There was then a couple of weeks of very, VERY bare minimum communication, like often he’d send a good morning/good night and that was it. We’re now up to a detailed text about our days and he’s sharing some of his feelings again, which is great! He’s also been consistently initiating the daily texting for the last 2 weeks.
We had said we’d talk about his progress this month when he was back from Bali, and while he wasn’t able to do that because his job was overwhelming (healthcare is mad as a job and winter is the worst time of year for it, this wasn’t unexpected), he did tell me that he was struggling and what he needed in order to do it (to be in a calmer time, which is fair). He didn’t pull away at all after this conversation, which is positive.
The problem is, I’m now terrified. At the start of this it really felt like he was gone. And then it felt like he was going to disappear. But now that he’s engaging again and we’re making progress (slow n steady wins the race), I don’t know what to do with myself. It’s almost like now there’s tangible hope, there’s something to lose again.
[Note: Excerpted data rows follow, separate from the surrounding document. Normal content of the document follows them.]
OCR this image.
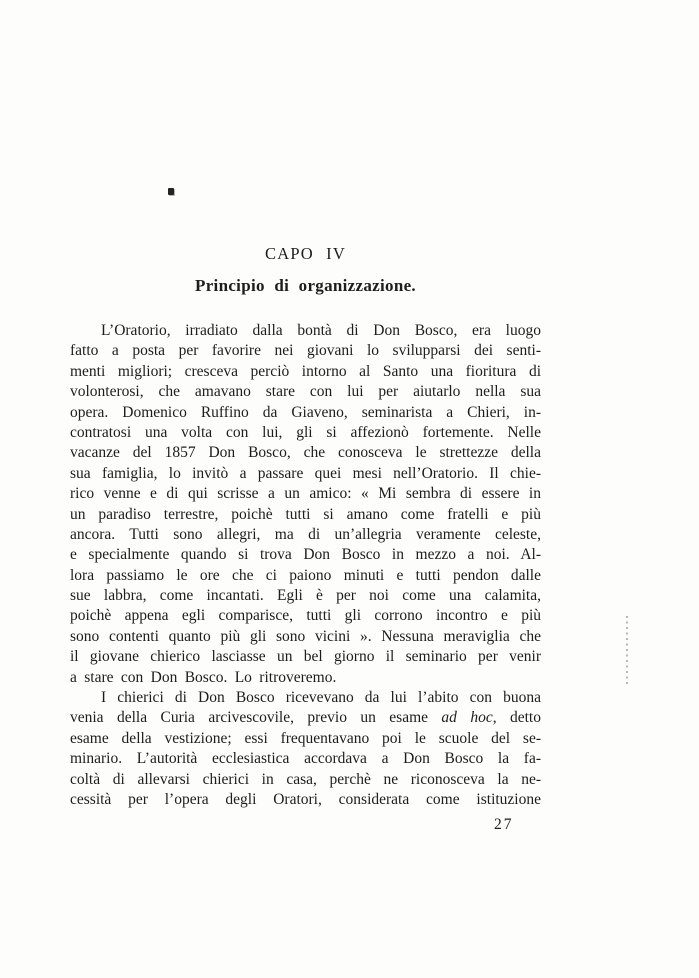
CAPO IV
Principio di organizzazione.
L’Oratorio, irradiato dalla bontà di Don Bosco, era luogo
fatto a posta per favorire nei giovani lo svilupparsi dei senti-
menti migliori; cresceva perciò intorno al Santo una fioritura di
volonterosi, che amavano stare con lui per aiutarlo nella sua
opera. Domenico Ruffino da Giaveno, seminarista a Chieri, in-
contratosi una volta con lui, gli si affezionò fortemente. Nelle
vacanze del 1857 Don Bosco, che conosceva le strettezze della
sua famiglia, lo invitò a passare quei mesi nell’Oratorio. Il chie-
rico venne e di qui scrisse a un amico: « Mi sembra di essere in
un paradiso terrestre, poichè tutti si amano come fratelli e più
ancora. Tutti sono allegri, ma di un’allegria veramente celeste,
e specialmente quando si trova Don Bosco in mezzo a noi. Al-
lora passiamo le ore che ci paiono minuti e tutti pendon dalle
sue labbra, come incantati. Egli è per noi come una calamita,
poichè appena egli comparisce, tutti gli corrono incontro e più
sono contenti quanto più gli sono vicini ». Nessuna meraviglia che
il giovane chierico lasciasse un bel giorno il seminario per venir
a stare con Don Bosco. Lo ritroveremo.
I chierici di Don Bosco ricevevano da lui l’abito con buona
venia della Curia arcivescovile, previo un esame ad hoc, detto
esame della vestizione; essi frequentavano poi le scuole del se-
minario. L’autorità ecclesiastica accordava a Don Bosco la fa-
coltà di allevarsi chierici in casa, perchè ne riconosceva la ne-
cessità per l’opera degli Oratori, considerata come istituzione
27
I don’t think he’s going to leave, in my mind he would’ve done that by now if it was going to happen, but things being okay is a very foreign concept to me (well, both of us, but I can’t speak for what’s in his head right now).
I’ve worked through a LOT of stuff during this time to be able to meet my own needs, and he’s been insanely respectful and mature and told me that he wants me to do whatever I need during this situation which has helped!
Has anyone got any words of advice for how to handle this?